In recent weeks, the Biden administration offered to release an initial $1 billion in frozen oil revenue from South Korea, which would be used to buy humanitarian items, and to issue some waivers for Iran to legally export some of its oil. In return, the U.S. asked for specific steps on the Iranian side, including stopping the production of 20% uranium. But Iran, which once asked for an initial gesture from Washington, now says it is no longer interested in a step-by-step approach and wants to define
what a comprehensive return to compliance for both sides would look like, U.S. and Iranian officials say.
Even if the deal is restored, the lingering distrust will cast a shadow over future talks and could make Iran resistant to the Biden administration’s long-term goal of a broader security arrangement. And by negotiating hard in Vienna over restoring a deal previously agreed to in 2015, Iran will also be sending a signal that any discussion of follow-on arrangements would be much harder, those former U.S. officials say.
European diplomats have said that any U.S. effort in Vienna to nail down Tehran’s commitment to participate in future negotiations could push Iran away from the table.
The Biden administration hasn’t said Iran must commit to engage in talks on follow-on arrangements as a condition for restoring the 2015 deal.

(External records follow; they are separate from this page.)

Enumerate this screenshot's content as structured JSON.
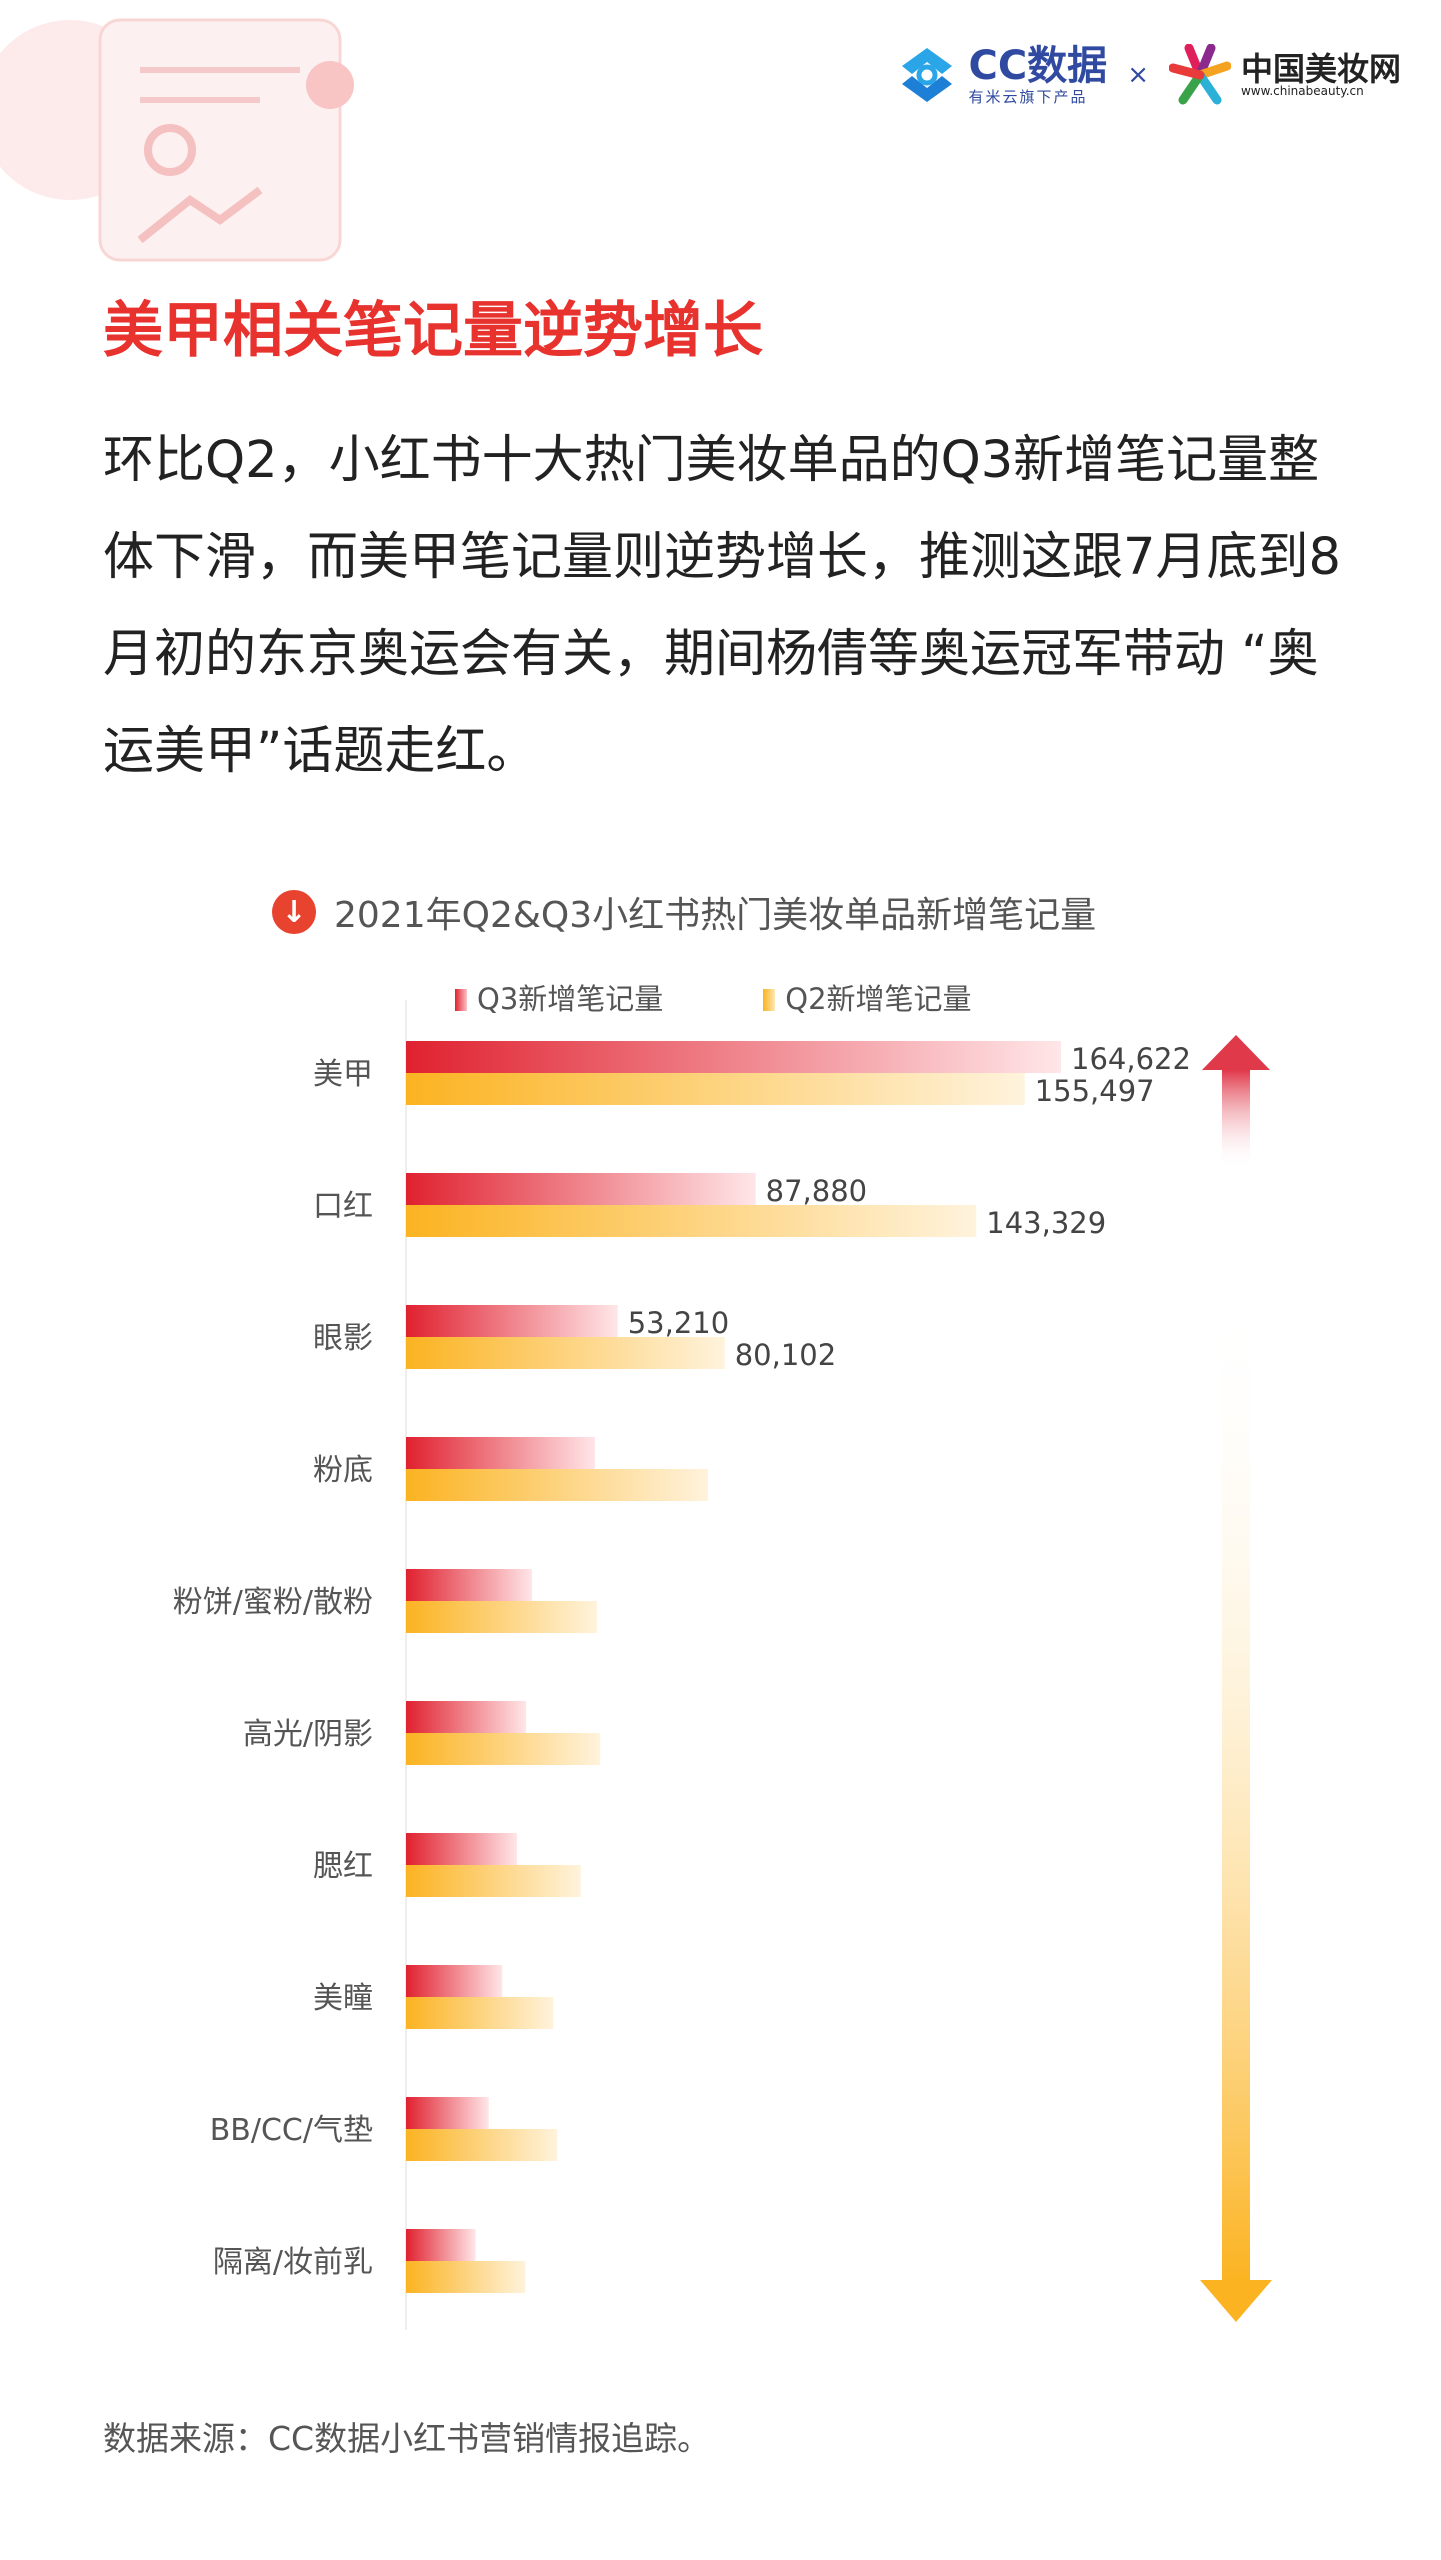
{
  "header": {
    "cc_logo": {
      "name": "CC数据",
      "tagline": "有米云旗下产品"
    },
    "separator": "×",
    "partner_logo": {
      "name": "中国美妆网",
      "url": "www.chinabeauty.cn"
    }
  },
  "headline": "美甲相关笔记量逆势增长",
  "paragraph": "环比Q2，小红书十大热门美妆单品的Q3新增笔记量整体下滑，而美甲笔记量则逆势增长，推测这跟7月底到8月初的东京奥运会有关，期间杨倩等奥运冠军带动 “奥运美甲”话题走红。",
  "colors": {
    "accent": "#e8322e",
    "q3": "#e0212f",
    "q2": "#fbb321"
  },
  "chart_data": {
    "type": "bar",
    "orientation": "horizontal",
    "title": "2021年Q2&Q3小红书热门美妆单品新增笔记量",
    "title_icon": "down-arrow-circle-icon",
    "categories": [
      "美甲",
      "口红",
      "眼影",
      "粉底",
      "粉饼/蜜粉/散粉",
      "高光/阴影",
      "腮红",
      "美瞳",
      "BB/CC/气垫",
      "隔离/妆前乳"
    ],
    "series": [
      {
        "name": "Q3新增笔记量",
        "color": "#e0212f",
        "values": [
          164622,
          87880,
          53210,
          47500,
          31700,
          30200,
          27900,
          24200,
          20800,
          17500
        ],
        "labels": [
          "164,622",
          "87,880",
          "53,210"
        ]
      },
      {
        "name": "Q2新增笔记量",
        "color": "#fbb321",
        "values": [
          155497,
          143329,
          80102,
          75900,
          48000,
          48800,
          43900,
          37000,
          38000,
          30000
        ],
        "labels": [
          "155,497",
          "143,329",
          "80,102"
        ]
      }
    ],
    "legend": "top",
    "grid": false,
    "xlim": [
      0,
      164622
    ]
  },
  "source": "数据来源：CC数据小红书营销情报追踪。"
}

Yet if Washington doesn’t extract an Iranian promise to engage in such discussions before the 2015 deal is revived, it could surrender some of its biggest leverage—sanctions—to lure Tehran into those future talks, some former U.S. officials say.
Tehran hasn’t formally ruled out a follow-up accord on its nuclear activities if it would get more benefits in return. But negotiating limits on Iran’s missile program, which Tehran says is needed as a counterweight to the superior air forces of the Arab Gulf states and Israel, is a “non-starter,” according to Hossein Mousavian, a former Iranian nuclear negotiator, now with Princeton University.
“Since the U.S. broke its promise, it needs to first restore the trust by correctly implementing the agreed deal, and then raise other disputed issues,” he said.
“Considering the broken promises of the U.S. and Europe, when it comes to military issues, even reformist voices are against giving concessions,” Abolfazl Amouei, spokesman for the national security and foreign policy commission in Iran’s parliament, said in an interview.
—Aresu Eqbali and Laurence Norman contributed to this article.